I’ve been avoiding this post, but I think I’ll feel better once its done. Max has officially been diagnosed on the autism spectrum.

Because of Kampbell’s diagnosis we knew that having a boy, Max would be at a higher risk of developing autism. When Max was a brand-new baby, I found out about a study through the University of Washington in Seattle for high-risk infants that was being sponsored by Autism Speaks. I called the number to find out more information and was lucky enough to get Max on the list.

The Study required me and Jesse to bring Max to Seattle at 6 months, 1-year, 2-years, and 3-years for an MRI and a thorough behavior assessment. The goal is to study the white gamma in the brains of the high-risk infants and watch for changes as they develop. The researchers are also interested in seeing what happens to the brain if indeed, children do develop autism.

I was so excited. Free behavior assessments and doctors watching his brain development?  It sounded very reassuring. I signed us up and the assessing began.

At the end of August we went to Seattle. We were nervous. Max had started doing strange, repetitive behaviors; his social skills had started to regress, and his receptive and expressive language had fallen way behind. We were, however hoping the team of psychologists would convince us we were just paranoid parents and Max was perfectly normal.

We hoped. That’s not what they said.

We were told that Max was behind and the team wanted to review all of his tapes from previous assessments. I got a phone call about a week after we returned home and they told me the team was, in fact, diagnosing Max, and putting him on the autism spectrum.

I sat on the phone with the amazing psychologist and balled my eyes out. I kept saying over and over, “This can’t be happening.”

For the next week or so, I cut everybody out. I hid inside myself and tried to figure a way out of this. I didn’t, and still don’t want to watch another precious baby slip away.

I felt awful. I’m angry, and SO frustrated!

Someone got the paper work wrong in heaven! Or, maybe God doesn’t know me at all.

Jesse and I are still grieving; trying to come to terms with what it’s going to mean, having two boys on the spectrum. Some days are good. I look at Max and feel optimistic.
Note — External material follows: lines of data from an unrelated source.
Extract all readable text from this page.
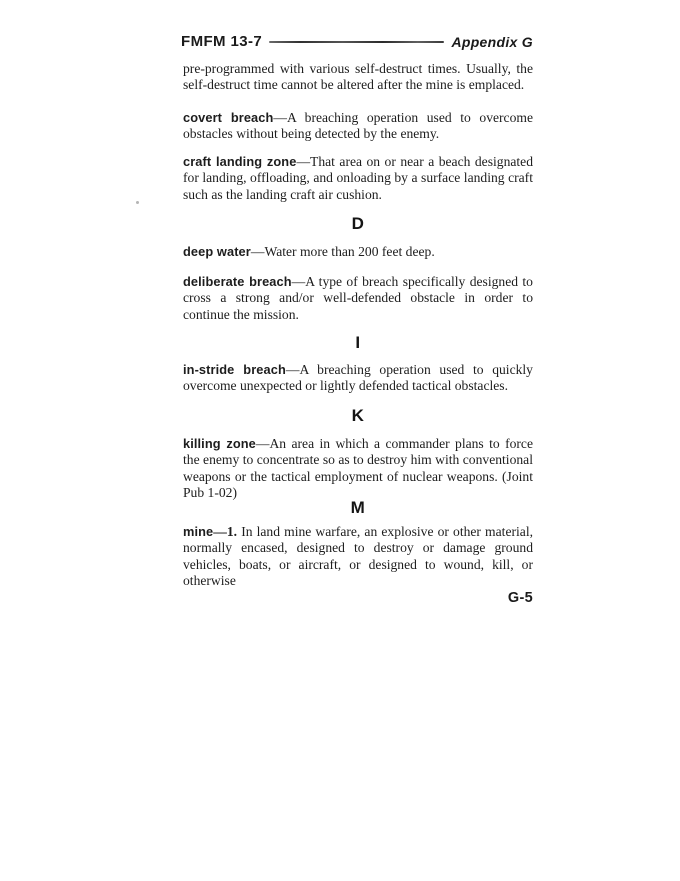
FMFM 13-7	Appendix G

pre-programmed with various self-destruct times. Usually, the self-destruct time cannot be altered after the mine is emplaced.

covert breach—A breaching operation used to overcome obstacles without being detected by the enemy.

craft landing zone—That area on or near a beach designated for landing, offloading, and onloading by a surface landing craft such as the landing craft air cushion.

D

deep water—Water more than 200 feet deep.

deliberate breach—A type of breach specifically designed to cross a strong and/or well-defended obstacle in order to continue the mission.

I

in-stride breach—A breaching operation used to quickly overcome unexpected or lightly defended tactical obstacles.

K

killing zone—An area in which a commander plans to force the enemy to concentrate so as to destroy him with conventional weapons or the tactical employment of nuclear weapons. (Joint Pub 1-02)

M

mine—1. In land mine warfare, an explosive or other material, normally encased, designed to destroy or damage ground vehicles, boats, or aircraft, or designed to wound, kill, or otherwise

G-5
Other days, I go back to being angry; trying to understand why the universe hates me so much.

The truth is, Max has already made a lot more connections than Kamp ever did at this age. We’re hoping he will be high-functioning, and live a much more independent life. It means a lot of hard work for me and Jesse right now, and hopefully the pay-offs will come sooner than later.

I’m determined to get Max through this so that he can blend in – socially.  We’re Kamping with Autism, people! Now it’s just Kamping with Autism: To the Max!